How is it different than RL.
RL (policy gradients for LLMs):
Learns how to act by adjusting the policy so its actions (tokens) get higher expected reward in an environment.
It treats the model as differentiable and uses gradients of expected reward to update weights.
ES (in this LLM setting):
Treats the whole model as a black box and directly searches in parameter space.
It perturbs the weights, checks which mutated models score better, and moves the base model in that direction.
So: RL mostly says "given this model, improve the way it chooses actions."
ES says "change the model itself until its overall behavior improves."
- How learning happens RL: Usually one agent/policy. Interacts step‑by‑step with the environment, gets rewards along the trajectory. Uses gradients (or approximations) to update based on which actions in which states led to good or bad outcomes.
ES:
Many parallel "agents" (perturbed copies of the model) per update.
Each gets a single scalar score (fitness) after running.
ES keeps only the information about better directions in weight space; poor variants are mostly discarded.

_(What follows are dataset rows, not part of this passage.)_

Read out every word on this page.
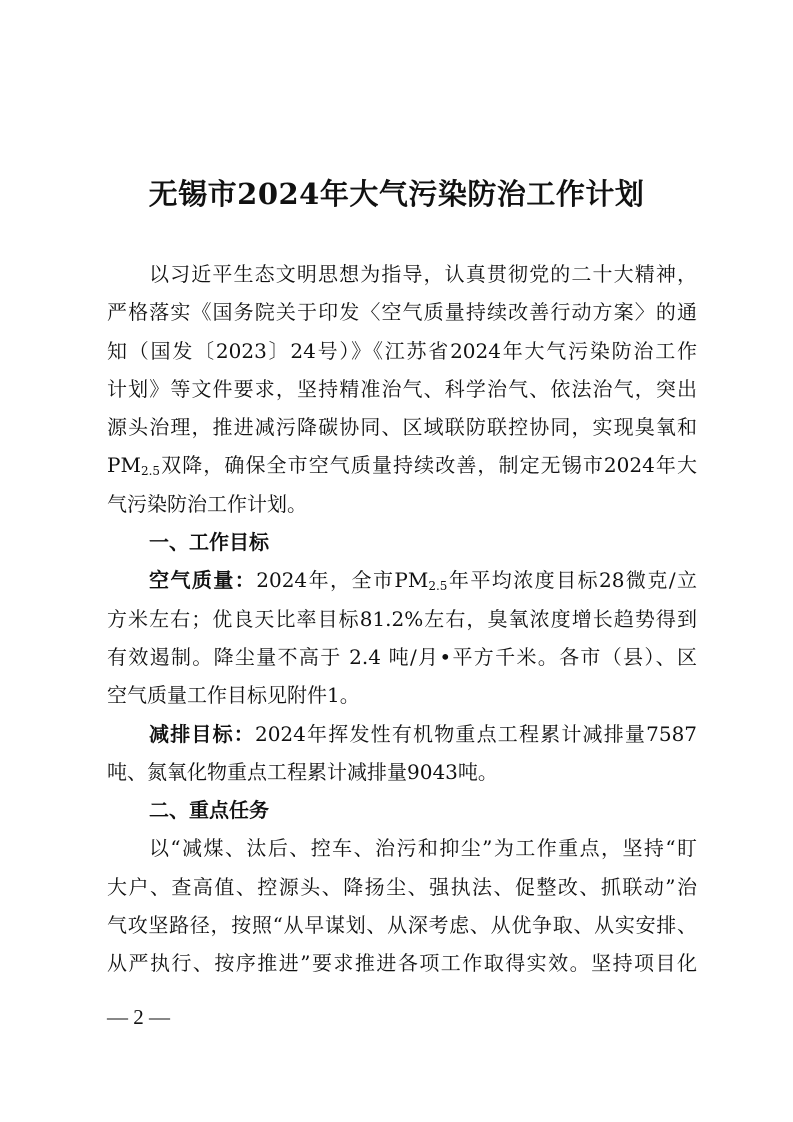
无锡市2024年大气污染防治工作计划
以习近平生态文明思想为指导，认真贯彻党的二十大精神，
严格落实《国务院关于印发〈空气质量持续改善行动方案〉的通
知（国发〔2023〕24号）》《江苏省2024年大气污染防治工作
计划》等文件要求，坚持精准治气、科学治气、依法治气，突出
源头治理，推进减污降碳协同、区域联防联控协同，实现臭氧和
$PM_{2.5}$双降，确保全市空气质量持续改善，制定无锡市2024年大
气污染防治工作计划。
一、工作目标
空气质量：2024年，全市$PM_{2.5}$年平均浓度目标28微克/立
方米左右；优良天比率目标81.2%左右，臭氧浓度增长趋势得到
有效遏制。降尘量不高于 2.4 吨/月•平方千米。各市（县）、区
空气质量工作目标见附件1。
减排目标：2024年挥发性有机物重点工程累计减排量7587
吨、氮氧化物重点工程累计减排量9043吨。
二、重点任务
以“减煤、汰后、控车、治污和抑尘”为工作重点，坚持“盯
大户、查高值、控源头、降扬尘、强执法、促整改、抓联动”治
气攻坚路径，按照“从早谋划、从深考虑、从优争取、从实安排、
从严执行、按序推进”要求推进各项工作取得实效。坚持项目化
— 2 —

So: RL learns from detailed trial‑and‑error along a path; ES learns from comparing whole variants and keeping only the winners.
- Gradients vs black‑box search RL (policy gradient, actor‑critic, etc.): Needs a differentiable path from parameters → actions → rewards, or at least an estimator of that gradient. ES: Needs only: "for these slightly changed weights, the total score was X." No requirement to backprop through time, tokens, or a reward model.
This is why ES is attractive for LLM post‑training: you can optimize behavior even when credit assignment across long sequences is messy, as long as you can define a scalar reward for each run.
- When each tends to work better RL tends to shine when: You have a strong, dense learning signal and differentiable structure. You care about squeezing out every bit of performance. You can afford the complexity of gradients, advantage estimates, value functions, etc. ES tends to shine when: The reward is sparse, delayed, or messy. You only have black‑box access to the model or environment. You want massive parallelism with simple updates and good robustness to noise.
In the specific LLM fine‑tuning papers you asked about, ES is being explored as an alternative to RL‑style methods (like PPO/GRPO) for the "post‑training" phase - same overall goal (make the model's behavior better given a reward signal), but with a different optimization philosophy.
Why any of this matters to you (and the future of LLMs)
Putting the three pieces together:
OpenAI's 2017 work showed ES can scale to deep neural networks, at least for RL in games and control.
Evolution Strategies at Scale showed ES can fine‑tune billion‑parameter LLMs and compete with mainstream RL methods on real tasks.
EGGROLL showed how to make ES efficient enough on GPUs to be practical at "hyperscale."
If this line of work keeps progressing, it could mean:
New ways to fine‑tune and align models without needing backprop access to the base model (think: black‑box optimization as a service).
More robust training on tasks with messy, delayed, or sparse rewards, where traditional RL struggles.
Cheaper, more parallelizable post‑training pipelines that better match real GPU/TPU
And from a bigger‑picture point of view, it's just cool that an old idea, "evolve better models instead of just following gradients", is getting a serious second life in the LLM era.
So what this means for you: the future of "how we improve AI" might not be only about better gradients; it might also involve smarter evolution.